Nos désirs ont déterminé la sélection en chahutant, comme dans une bataille rangée de polochons : pensez à une écrivaine des trois derniers siècles avant notre millénaire et sachez que l’un ou l’autre d’entre nous l’a proposée en défendant son choix. J’exagère un peu, mais guère.
Heureusement, c’est vrai, quelques critères nous ont guidés, à commencer par la publication précédente aux Saisons, La Ville vampire de Paul Féval, un roman d’aventures particulièrement inventif et drôle que nous apprécions tous, et son nouveau titre pour la réédition Ann Radcliffe contre les vampires, inspiré de la série télévisée dont la chasseuse de vampire est Buffy, vous l’aurez deviné. Cependant, plutôt que nous conformer à des critères forcément rigides, nous avons plutôt cherché une logique interne qui permette de mettre en scène des personnes ayant existé en même temps que les monstres de notre mythologie moderne, les unes et les autres dans un univers de littérature. La Ligue a pris consistance à ce moment-là : un comité international et occulte, un secret bien gardé, des écrivaines bien réelles et les créatures imaginaires qu’elles combattront pour la sauvegarde de l’humanité.

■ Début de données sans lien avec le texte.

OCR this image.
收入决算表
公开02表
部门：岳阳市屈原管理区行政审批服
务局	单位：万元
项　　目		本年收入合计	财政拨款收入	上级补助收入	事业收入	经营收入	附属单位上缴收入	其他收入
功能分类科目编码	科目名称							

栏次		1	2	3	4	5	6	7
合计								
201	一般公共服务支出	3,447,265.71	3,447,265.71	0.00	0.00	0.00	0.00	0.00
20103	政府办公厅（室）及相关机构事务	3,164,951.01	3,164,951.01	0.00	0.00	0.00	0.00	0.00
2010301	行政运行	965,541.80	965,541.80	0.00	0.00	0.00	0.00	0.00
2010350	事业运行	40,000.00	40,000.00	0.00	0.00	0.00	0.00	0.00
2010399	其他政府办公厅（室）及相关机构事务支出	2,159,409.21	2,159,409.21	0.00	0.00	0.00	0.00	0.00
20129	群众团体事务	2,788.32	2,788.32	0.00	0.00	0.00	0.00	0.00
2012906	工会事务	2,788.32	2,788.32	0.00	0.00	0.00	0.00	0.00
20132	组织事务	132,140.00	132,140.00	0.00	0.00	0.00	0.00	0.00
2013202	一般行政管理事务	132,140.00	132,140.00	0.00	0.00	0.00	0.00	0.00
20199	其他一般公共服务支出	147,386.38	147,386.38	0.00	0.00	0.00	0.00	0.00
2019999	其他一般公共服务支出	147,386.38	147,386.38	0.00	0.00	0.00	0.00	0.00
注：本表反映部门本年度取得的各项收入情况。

En bref, nous avons usé de notre background culturel pour en créer une facette supplémentaire. Après le fantastique et l’appropriation d’un genre connu depuis longtemps qui transforme les personnalités en héros d’aventures — les « edisonades », par exemple, étaient des pulps qui dès la fin du XIXe siècle racontaient les aventures fictives d’inventeurs clonés d’Edison, Villiers de l’Isle-Adam lui attribue le rôle principal de son roman-feuilleton L’Ève future en 1886 —, les critères de notre univers empruntent aux comics, on pense forcément aux Avengers, à la différence que nos écrivaines n’ont aucun pouvoir surhumain, elles eurent un talent bien humain qui a forgé notre imaginaire et notre culture à tous, elles écrivirent.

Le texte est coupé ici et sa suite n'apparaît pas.